Das Kapitänsamt von Ilkay Gündogan beispielsweise. Seitdem der Mittelfeldmann unter Flick zum Spielführer befördert wurde, ist das Leistungsprinzip quasi außer Kraft gesetzt. Nagelsmann konnte und wollte Gündogan mit seinem Amtsantritt nicht rasieren, er war fortan als Anführer gesetzt. Warum auch nicht? Immerhin führte der feine Techniker Manchester City als Kapitän mit seiner ruhigen, besonnenen Art im Jahr 2023 zum Champions-League-Sieg. Doch mit der Entscheidung setzte Nagelsmann das Leistungsprinzip ein Stück weit außer Kraft: Es ist wegen der Binde nun fast unmöglich, Gündogan aus der Stammformation zu streichen. Selbst, wenn seine Leistung schwach ist – wie gegen die Türkei und Österreich.
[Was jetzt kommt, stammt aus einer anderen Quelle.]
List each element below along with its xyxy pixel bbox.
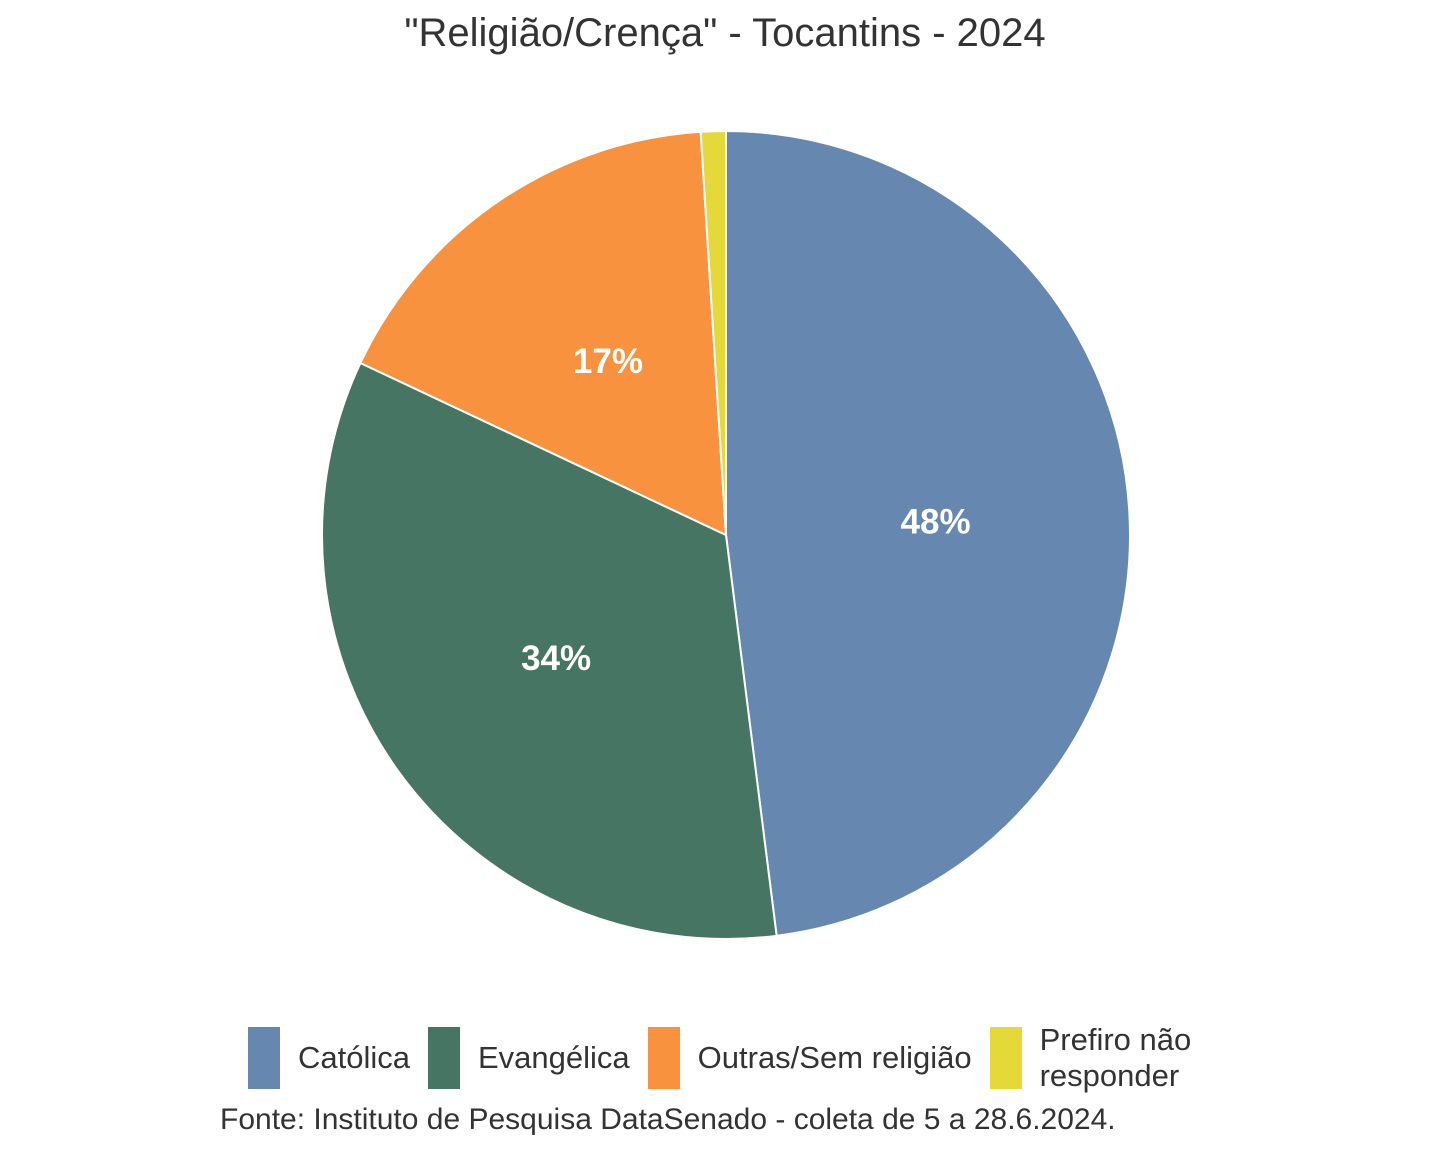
legend-item-prefiro-nao-responder: Prefiro não responder — [989, 1022, 1210, 1093]
legend-label-evangelica: Evangélica — [478, 1040, 630, 1075]
legend-swatch-outras — [647, 1027, 680, 1089]
pie-slice-prefiro-nao-responder — [699, 129, 727, 536]
pie-label-evangelica: 34% — [521, 639, 591, 678]
pie-label-outras: 17% — [573, 342, 643, 381]
pie-slice-evangelica — [321, 361, 778, 940]
chart-title: "Religião/Crença" - Tocantins - 2024 — [404, 11, 1046, 55]
legend-label-prefiro-nao-responder: Prefiro não responder — [1039, 1022, 1192, 1093]
legend-swatch-prefiro-nao-responder — [989, 1027, 1022, 1089]
legend-item-evangelica: Evangélica — [428, 1026, 648, 1090]
legend-swatch-evangelica — [428, 1027, 460, 1089]
pie-label-catolica: 48% — [901, 502, 971, 541]
legend-item-outras: Outras/Sem religião — [647, 1026, 990, 1090]
legend: Católica Evangélica Outras/Sem religião … — [248, 1022, 1210, 1093]
pie-slice-outras — [359, 130, 728, 537]
source-caption: Fonte: Instituto de Pesquisa DataSenado … — [220, 1103, 1116, 1136]
legend-swatch-catolica — [248, 1027, 280, 1089]
legend-label-outras: Outras/Sem religião — [697, 1040, 972, 1075]
legend-item-catolica: Católica — [248, 1026, 428, 1090]
legend-label-catolica: Católica — [298, 1040, 410, 1075]
pie-slice-catolica — [725, 129, 1131, 937]
pie-chart: 48% 34% 17% — [321, 129, 1131, 940]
Für diese „Hierarchie“ opferte er in Wien sogar seinen einstigen Musterschüler Joshua Kimmich. Als Nagelsmann nach Abpfiff im Ernst-Happel-Stadion gefragt wurde, ob er denn „Arbeiter“ in seinem Team hätte, zählte er neben Kimmich auch Leon Goretzka, Pascal Groß, Grischa Prömel und Robert Andrich auf. Gündogan fällt da eher in die Kategorie „Zauberer“, die der Nationalcoach bei den nächsten Lehrgänge dezimieren möchte. Wer weiß, vielleicht trifft es dann auch Kapitän Gündogan – zumal Torhüter Manuel Neuer wieder zurück erwartet wird.
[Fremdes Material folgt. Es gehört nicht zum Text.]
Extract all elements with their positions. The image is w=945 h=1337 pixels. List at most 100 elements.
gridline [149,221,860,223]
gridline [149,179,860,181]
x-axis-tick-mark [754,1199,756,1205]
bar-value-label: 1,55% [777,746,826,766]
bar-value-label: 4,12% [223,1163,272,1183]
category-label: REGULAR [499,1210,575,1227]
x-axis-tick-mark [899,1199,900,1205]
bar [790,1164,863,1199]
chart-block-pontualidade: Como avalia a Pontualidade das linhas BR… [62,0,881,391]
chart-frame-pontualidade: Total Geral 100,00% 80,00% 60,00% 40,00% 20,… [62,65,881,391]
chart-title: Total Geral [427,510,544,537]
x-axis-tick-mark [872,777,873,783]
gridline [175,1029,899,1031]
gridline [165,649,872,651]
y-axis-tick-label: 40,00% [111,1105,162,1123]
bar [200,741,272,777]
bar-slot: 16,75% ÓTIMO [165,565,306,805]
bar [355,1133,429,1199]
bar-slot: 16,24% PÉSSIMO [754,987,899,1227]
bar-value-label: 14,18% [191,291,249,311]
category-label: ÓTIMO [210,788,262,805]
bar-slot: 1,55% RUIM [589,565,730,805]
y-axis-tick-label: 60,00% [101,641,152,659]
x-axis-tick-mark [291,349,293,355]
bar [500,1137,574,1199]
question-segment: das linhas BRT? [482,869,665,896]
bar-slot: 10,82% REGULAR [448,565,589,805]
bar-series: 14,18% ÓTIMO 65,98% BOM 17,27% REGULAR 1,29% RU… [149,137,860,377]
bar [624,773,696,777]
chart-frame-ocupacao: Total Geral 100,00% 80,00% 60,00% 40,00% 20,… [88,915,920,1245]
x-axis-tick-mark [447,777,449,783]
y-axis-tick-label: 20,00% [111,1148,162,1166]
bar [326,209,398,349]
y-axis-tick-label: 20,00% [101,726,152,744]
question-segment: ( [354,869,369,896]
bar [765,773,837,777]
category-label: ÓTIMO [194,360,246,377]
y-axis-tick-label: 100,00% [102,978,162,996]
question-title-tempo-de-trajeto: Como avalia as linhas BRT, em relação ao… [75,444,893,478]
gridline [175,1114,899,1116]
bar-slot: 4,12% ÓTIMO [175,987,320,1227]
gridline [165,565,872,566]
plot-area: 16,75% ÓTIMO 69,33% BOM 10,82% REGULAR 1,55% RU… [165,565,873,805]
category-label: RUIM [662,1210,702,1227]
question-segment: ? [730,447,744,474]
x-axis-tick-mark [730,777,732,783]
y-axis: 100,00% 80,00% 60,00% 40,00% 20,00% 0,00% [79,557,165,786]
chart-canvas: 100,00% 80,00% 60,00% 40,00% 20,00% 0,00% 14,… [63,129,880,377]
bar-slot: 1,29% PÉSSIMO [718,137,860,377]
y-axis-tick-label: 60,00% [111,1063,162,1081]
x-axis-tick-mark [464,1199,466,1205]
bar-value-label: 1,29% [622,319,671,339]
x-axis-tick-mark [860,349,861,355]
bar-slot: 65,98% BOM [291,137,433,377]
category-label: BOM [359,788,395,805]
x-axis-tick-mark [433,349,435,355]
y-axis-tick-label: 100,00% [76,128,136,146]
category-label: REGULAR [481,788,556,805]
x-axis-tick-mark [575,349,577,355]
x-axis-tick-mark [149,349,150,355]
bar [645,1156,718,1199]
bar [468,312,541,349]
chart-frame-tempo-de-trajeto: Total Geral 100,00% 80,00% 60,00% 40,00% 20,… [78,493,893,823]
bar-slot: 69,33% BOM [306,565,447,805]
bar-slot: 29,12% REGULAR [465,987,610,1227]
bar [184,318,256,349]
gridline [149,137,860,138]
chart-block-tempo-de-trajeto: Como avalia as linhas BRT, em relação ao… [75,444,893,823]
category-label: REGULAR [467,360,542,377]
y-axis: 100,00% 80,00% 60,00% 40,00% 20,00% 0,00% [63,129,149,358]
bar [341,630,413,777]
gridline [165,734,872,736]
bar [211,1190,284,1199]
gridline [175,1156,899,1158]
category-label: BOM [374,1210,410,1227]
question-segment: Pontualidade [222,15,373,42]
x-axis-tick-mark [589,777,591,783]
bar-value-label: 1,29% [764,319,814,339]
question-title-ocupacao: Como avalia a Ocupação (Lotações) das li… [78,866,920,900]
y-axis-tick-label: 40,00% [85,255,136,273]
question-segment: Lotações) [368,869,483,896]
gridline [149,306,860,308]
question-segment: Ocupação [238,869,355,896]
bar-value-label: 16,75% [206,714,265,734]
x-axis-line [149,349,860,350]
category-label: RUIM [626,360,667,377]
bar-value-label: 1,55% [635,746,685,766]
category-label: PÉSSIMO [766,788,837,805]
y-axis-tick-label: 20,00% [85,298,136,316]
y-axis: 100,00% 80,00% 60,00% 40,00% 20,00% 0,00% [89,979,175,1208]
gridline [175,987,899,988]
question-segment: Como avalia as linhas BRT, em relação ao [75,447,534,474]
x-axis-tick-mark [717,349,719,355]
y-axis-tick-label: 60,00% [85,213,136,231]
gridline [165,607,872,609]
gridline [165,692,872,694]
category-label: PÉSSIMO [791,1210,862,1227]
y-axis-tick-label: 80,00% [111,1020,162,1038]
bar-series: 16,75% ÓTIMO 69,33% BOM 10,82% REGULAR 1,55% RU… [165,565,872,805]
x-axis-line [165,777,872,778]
Allerdings muss sich der Bundestrainer auch an die eigene Nase fassen: Seine taktischen Vorgaben sind zu kompliziert für die massiv verunsicherte Mannschaft – auch wenn die Spieler das in Gesprächen mit Nagelsmann nie zugeben würden. Auch wenn man es beim DFB nicht hören möchte: Rudi Völler hat es in der Partie gegen Frankreich als Interims-Bundestrainer vorgemacht: Manchmal liegt die Kunst in der Einfachheit der Sache. Das sollte sich auch der amtierende Bundestrainer zu Herzen nehmen. Die Erwartungshaltung gegenüber der deutschen Mannschaft ist nun ohnehin geringer als je zuvor.